Members of the U.S. House voted 269-156 Thursday to pass a bill that would increase the estate tax exemption to $5 million per individual, or $10 million for a married couple.
The bill that passed, an amended version of H.R. 5638, would set the estate tax rate at a level equal to the capital gains tax rate for estates with $5 million to $25 million in assets, and it would set the estate tax rate at twice the level of the capital gains tax rate for estates with more than $25 million in assets, according to the bill text.
The current capital gains tax rate is 15%. The rate is scheduled to jump up to 20% in 2011.
Rep. Jim McDermott, D-Wash. observed during floor debate about the bill that "scarcely a dozen" House members were actually in the chamber. He said the rest, watching on television from their offices, were seeing "not the House of Representatives but the theater of the absurd."

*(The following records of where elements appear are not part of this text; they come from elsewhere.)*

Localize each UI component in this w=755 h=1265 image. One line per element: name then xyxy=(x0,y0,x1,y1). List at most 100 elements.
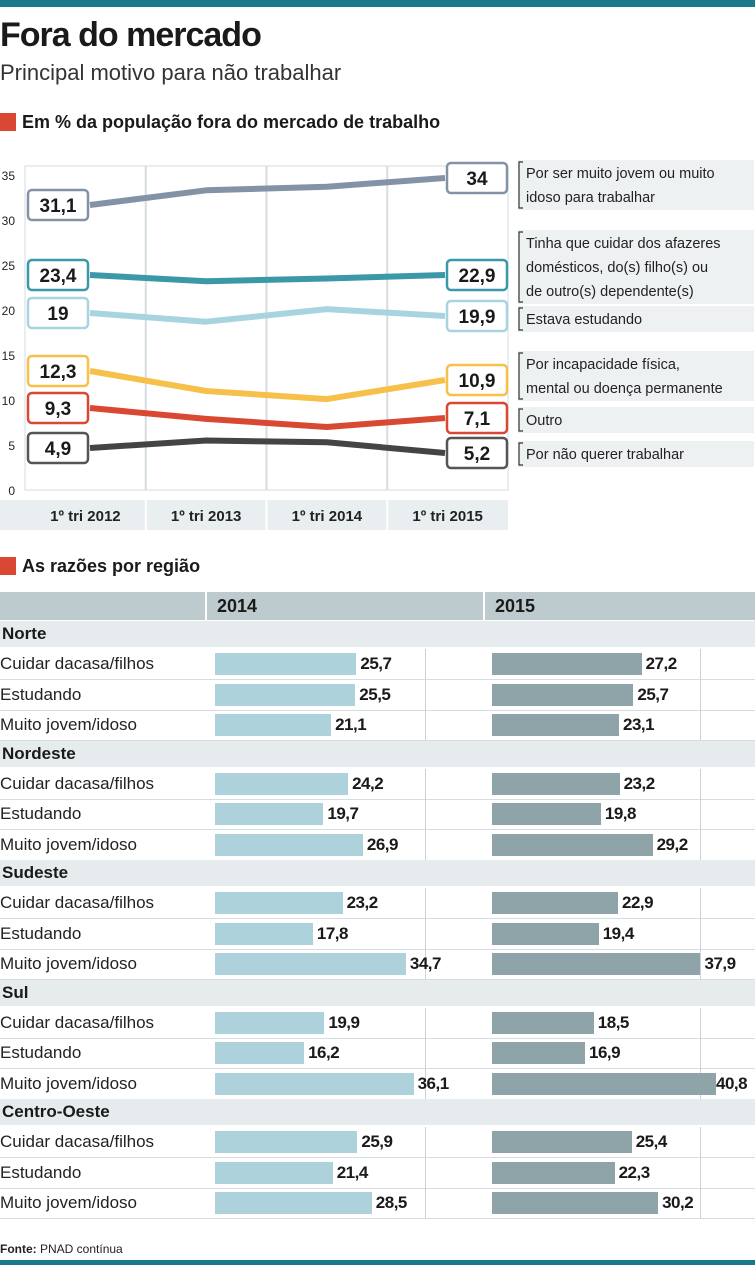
legend-bracket xyxy=(518,161,523,209)
legend-label-bg xyxy=(518,306,754,332)
bar-2015 xyxy=(492,1042,585,1064)
gridline-2015 xyxy=(700,829,701,860)
bar-value-2014: 25,7 xyxy=(360,654,392,673)
x-tick-label: 1º tri 2015 xyxy=(412,508,483,525)
y-tick-label: 25 xyxy=(2,259,16,273)
legend-label: Estava estudando xyxy=(526,312,642,328)
x-tick-label: 1º tri 2012 xyxy=(50,508,121,525)
gridline-2015 xyxy=(700,1127,701,1157)
bar-2014 xyxy=(215,953,406,975)
region-name: Sul xyxy=(2,982,29,1002)
category-row: Cuidar dacasa/filhos 19,9 18,5 xyxy=(0,1007,755,1039)
bar-value-2014: 17,8 xyxy=(316,923,349,943)
legend-label: Por não querer trabalhar xyxy=(526,447,684,463)
bar-value-2014: 36,1 xyxy=(417,1073,450,1093)
bar-value-2015: 19,4 xyxy=(602,923,635,943)
category-row: Estudando 19,7 19,8 xyxy=(0,799,755,830)
bar-value-2014: 25,9 xyxy=(361,1132,393,1151)
start-label-box xyxy=(26,354,90,388)
bar-value-2015: 40,8 xyxy=(716,1073,748,1093)
bar-value-2015: 37,9 xyxy=(704,954,737,973)
bar-2014 xyxy=(215,1011,325,1034)
legend-label-bg xyxy=(518,160,754,210)
end-label-box xyxy=(445,363,509,397)
category-label: Muito jovem/idoso xyxy=(0,834,138,854)
end-value-label: 22,9 xyxy=(459,266,496,287)
bar-2015 xyxy=(492,892,618,914)
series-line xyxy=(89,405,446,430)
bar-2015 xyxy=(492,1192,659,1214)
category-label: Muito jovem/idoso xyxy=(0,1073,138,1093)
bar-2015 xyxy=(492,833,653,856)
gridline-2014 xyxy=(425,1038,426,1068)
bar-2015 xyxy=(492,1161,615,1184)
top-accent-bar xyxy=(0,0,755,7)
bar-value-2015: 30,2 xyxy=(662,1193,694,1212)
region-row: Centro-Oeste xyxy=(0,1099,755,1125)
year-header-2015 xyxy=(485,592,755,620)
category-label: Cuidar dacasa/filhos xyxy=(0,893,155,912)
bar-2015 xyxy=(492,1011,594,1034)
region-name: Sudeste xyxy=(2,863,69,882)
gridline-2014 xyxy=(425,1127,426,1157)
bar-2014 xyxy=(215,1072,414,1095)
section-header-regions: As razões por região xyxy=(0,556,200,577)
end-value-label: 5,2 xyxy=(464,444,490,465)
category-row: Estudando 21,4 22,3 xyxy=(0,1157,755,1189)
bar-2015 xyxy=(492,772,620,795)
legend-label: Por ser muito jovem ou muito xyxy=(526,166,715,182)
category-label: Muito jovem/idoso xyxy=(0,1193,138,1212)
bar-2015 xyxy=(492,953,701,975)
gridline-2014 xyxy=(425,710,426,740)
category-row: Muito jovem/idoso 21,1 23,1 xyxy=(0,710,755,741)
bar-value-2014: 19,9 xyxy=(328,1012,360,1032)
y-tick-label: 15 xyxy=(2,349,16,363)
bar-2015 xyxy=(492,714,620,736)
start-label-box xyxy=(26,258,90,292)
red-square-marker xyxy=(0,557,16,575)
bar-value-2015: 18,5 xyxy=(597,1012,630,1032)
gridline-2014 xyxy=(425,1157,426,1188)
category-label: Estudando xyxy=(0,684,82,704)
bar-value-2015: 19,8 xyxy=(604,804,637,823)
legend-label: de outro(s) dependente(s) xyxy=(526,284,694,300)
x-tick-label: 1º tri 2014 xyxy=(292,508,363,525)
end-label-box xyxy=(445,299,509,333)
bar-value-2015: 25,7 xyxy=(637,684,669,704)
bar-value-2014: 21,1 xyxy=(335,715,367,734)
bar-value-2014: 26,9 xyxy=(366,834,399,854)
bar-value-2015: 27,2 xyxy=(645,654,678,673)
gridline-2014 xyxy=(425,829,426,860)
bar-value-2015: 22,3 xyxy=(618,1162,651,1182)
category-label: Cuidar dacasa/filhos xyxy=(0,1132,155,1151)
bottom-accent-bar xyxy=(0,1260,755,1265)
bar-2014 xyxy=(215,653,357,675)
legend-label-bg xyxy=(518,230,754,304)
bar-2015 xyxy=(492,653,642,675)
gridline-2014 xyxy=(425,949,426,979)
region-row: Sudeste xyxy=(0,860,755,886)
bar-value-2015: 23,2 xyxy=(623,773,656,793)
end-value-label: 7,1 xyxy=(464,409,491,430)
start-label-box xyxy=(26,188,90,222)
category-label: Cuidar dacasa/filhos xyxy=(0,654,155,673)
bar-2014 xyxy=(215,803,324,825)
bar-2014 xyxy=(215,922,313,945)
region-name: Nordeste xyxy=(2,743,76,763)
category-row: Cuidar dacasa/filhos 25,9 25,4 xyxy=(0,1127,755,1158)
gridline-2015 xyxy=(700,649,701,679)
gridline-2015 xyxy=(700,768,701,799)
red-square-marker xyxy=(0,113,16,131)
bar-value-2014: 28,5 xyxy=(375,1193,408,1212)
category-label: Estudando xyxy=(0,804,82,823)
legend-label-bg xyxy=(518,441,754,467)
end-value-label: 10,9 xyxy=(459,371,496,392)
gridline-2014 xyxy=(425,1007,426,1038)
category-row: Muito jovem/idoso 26,9 29,2 xyxy=(0,829,755,861)
source-name: PNAD contínua xyxy=(40,1242,123,1256)
year-header-2014 xyxy=(207,592,483,620)
series-line xyxy=(89,175,446,208)
start-label-box xyxy=(26,431,90,465)
series-line xyxy=(89,368,446,403)
region-row: Sul xyxy=(0,979,755,1006)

The estate tax was started by a "public-spirited Republican," Teddy Roosevelt, McDermott said.
"It is used as way to finance the things that we think we ought to do," McDermott said. "You talk about the calls you receive from you district. Bill Gates called me, and he said, 'Don't vote for estate tax repeal.'"
Rep. Bill Thomas, R-Calif., chairman of the House Ways and Means Committee and primary author of the bill, said Gates' call was misplaced.
"We are not voting to repeal the death tax," Thomas said. "We are producing a compromise which will be passed by this House and move to the other chamber."
Thomas said new version of H.R. 5638 passes the "Goldilocks test."
"For some it's too hot, for some it's too cold," Thomas said. "It sounds to me like we've got a compromise that might have chance at being passed by the U.S. Senate."
Rep. Richard Neal, D-Mass., referring to an advertising campaign backed by the Coalition for America's Priorities, a group that is believed to have support from the life insurance industry, said H.R. 5638 should be called "the Paris Hilton Tax Relief Act."
"She will be in great spirits this evening when she finds out that the Republican party has come to her aid again," Neal said. "This Congress has bent over backwards to help the richest in this country. Is there no end to this?"
Many members of the House and Senate have concerns about the effects of estate tax changes on federal revenue.